Why there’s no FOMO in Rio’s approach to mega-deals
There was a small but significant figure that Rio Tinto’s boss Jakob Stausholm dropped into the global miner’s financial slide deck sent to investors.
The number – 3 per cent – was a new forecast from Stausholm about the expected annualised production growth in the coming five years across copper, lithium and, importantly, iron ore.
From the outside it might not seem like a big deal, but inside Rio it’s a benchmark. It finally reverses the miner’s nearly decade-old problem of shrinking output from its mix of new and older mines.
Rio Tinto is “never going to be a high-growth company” like a tech company, Stausholm concedes to The Australian. But after production going backwards for years “we will grow around 3 per cent for the next five years. I’m very proud of that now we have profitable growth back in Rio”.
Stausholm delivered Rio’s first half accounts from Sydney, another milestone with the mining boss splitting his official engagements between (mostly) London and Melbourne. On Wednesday the CEO was keen to drum up interest from a broader set of investors.
This time, Stausholm has a story to tell.
Where others like BHP are on the mega-acquisition path or battling crippling losses in nickel, while Fortescue’s is recalibrating its own high-risk green energy ambitions, Rio’s numbers are now telling a story of a consistent and stable miner.
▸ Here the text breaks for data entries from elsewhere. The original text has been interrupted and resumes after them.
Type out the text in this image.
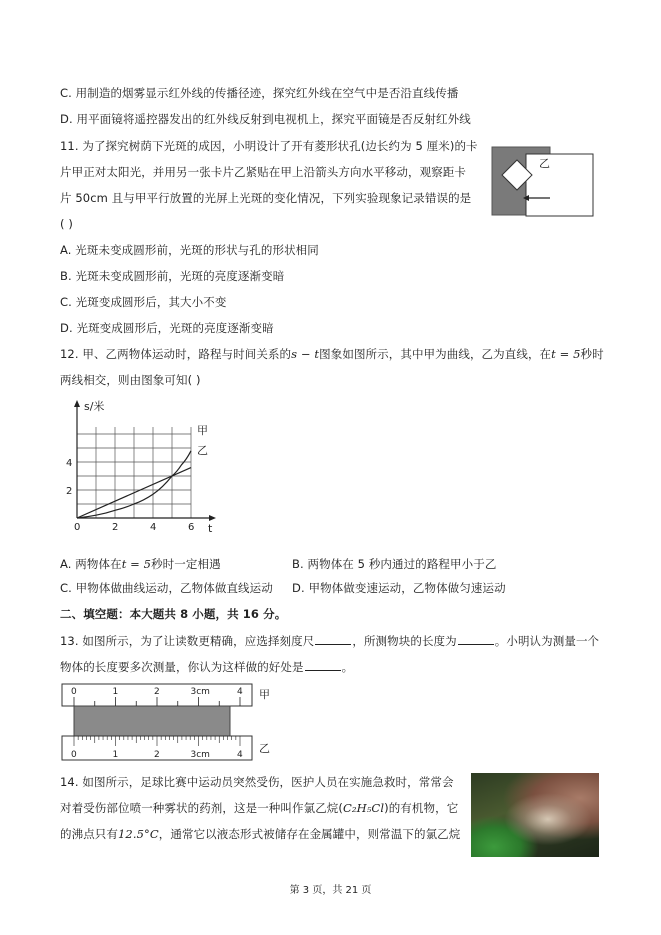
C. 用制造的烟雾显示红外线的传播径迹，探究红外线在空气中是否沿直线传播
D. 用平面镜将遥控器发出的红外线反射到电视机上，探究平面镜是否反射红外线
11. 为了探究树荫下光斑的成因，小明设计了开有菱形状孔(边长约为 5 厘米)的卡
片甲正对太阳光，并用另一张卡片乙紧贴在甲上沿箭头方向水平移动，观察距卡
片 50cm 且与甲平行放置的光屏上光斑的变化情况，下列实验现象记录错误的是
( )
A. 光斑未变成圆形前，光斑的形状与孔的形状相同
B. 光斑未变成圆形前，光斑的亮度逐渐变暗
C. 光斑变成圆形后，其大小不变
D. 光斑变成圆形后，光斑的亮度逐渐变暗
乙
12. 甲、乙两物体运动时，路程与时间关系的s − t图象如图所示，其中甲为曲线，乙为直线，在t = 5秒时
两线相交，则由图象可知( )
s/米
t
0	2	4	6
2
4
甲
乙
A. 两物体在t = 5秒时一定相遇	B. 两物体在 5 秒内通过的路程甲小于乙
C. 甲物体做曲线运动，乙物体做直线运动 D. 甲物体做变速运动，乙物体做匀速运动
二、填空题：本大题共 8 小题，共 16 分。
13. 如图所示，为了让读数更精确，应选择刻度尺	，所测物块的长度为	。小明认为测量一个
物体的长度要多次测量，你认为这样做的好处是	。
0	1	2	3cm	4
0	1	2	3cm	4
甲
乙
14. 如图所示，足球比赛中运动员突然受伤，医护人员在实施急救时，常常会
对着受伤部位喷一种雾状的药剂，这是一种叫作氯乙烷(C₂H₅Cl)的有机物，它
的沸点只有12.5°C，通常它以液态形式被储存在金属罐中，则常温下的氯乙烷
第 3 页，共 21 页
As key iron prices held steady, Rio posted flat underlying earnings of $US5.8bn, and the return on capital employed is a robust 19 per cent. In the June half, Rio posted an interim dividend of $US1.77 a share, steady on the same time a year ago, meaning $US2.9bn will be sent back to investors.
BHP’s aborted move on Anglo American earlier this year means M&A is back in vogue for big miners, particularly in the global chase for top-tier copper deposits.
Stausholm isn’t shy to deals, particularly in his first two years in the job where he paid more than $US3.3bn to clean-up Rio’s fractured ownership of the Oyu Tolgoi mine in Mongolia, the world’s largest known copper and gold deposit. Rio now controls 66 per cent of the deposit, which on the multiples BHP was offering is increasingly looking like a bargain.
Stausholm says he has “absolutely no FOMO” – fear of missing out on a deal. “The key thing for me is, can a deal add value?”
He won’t be drawn on talks Rio is eyeing Canadian copper and zinc miner Teck Resources, with any deal set to be more than $US26bn.
However, he says it’s numbers like the 3 per cent figure he issued Wednesday that has given the one-time accident-prone Rio its licence back to do large buyouts. The miner too had a track record of poor deal making, particularly in the high-priced Alcan deal for more than $US38bn shortly before the global financial crisis, giving it aluminium just as China was about to flood the market with low-cost metal. That deal largely put Rio Tinto out of the M&A game since.
When Stausholm became chief executive in 2021, big investors took the chance to remind him of the much-hated Alcan deal.
“I don’t want to repeat that (deal). It’s known that probably more deals fail rather than gain value. So I’m very careful and selective,” the Rio boss says. “But I also want to say it’s not that we are afraid of deals. If a deal really makes sense, we will go after it.”
Still, he wants the market to know Rio now has growth inside its own business. There’s nearly $US6bn investment on building out the Simandou high-grade iron ore deposit in Guinea. After years of false starts, Oyu Tolgoi is finally ramping up with the target of 500,000 tonnes of copper on track for mid-next decade. Lithium is being progressed in Argentina and Serbia.
The flagship iron ore mine is looking to move up to 360 million tonnes annually over the medium term, compared to the range of 323 million tonnes and 338 million it is targeting this year.
So too, the Rio boss is reshaping his miner into a clean green player spending billions on bringing renewables to his operations, including his Queensland aluminium smelters which are the single biggest power consumers in the state.
Stausholm believes he can get there with wind and solar power alone, although the most complex piece of the puzzle is firming of renewables. This is a weakness not only in the Australian grid, but around the world, he says. A low-cost solution to this has the potential to re-engineer entire economies, he believes.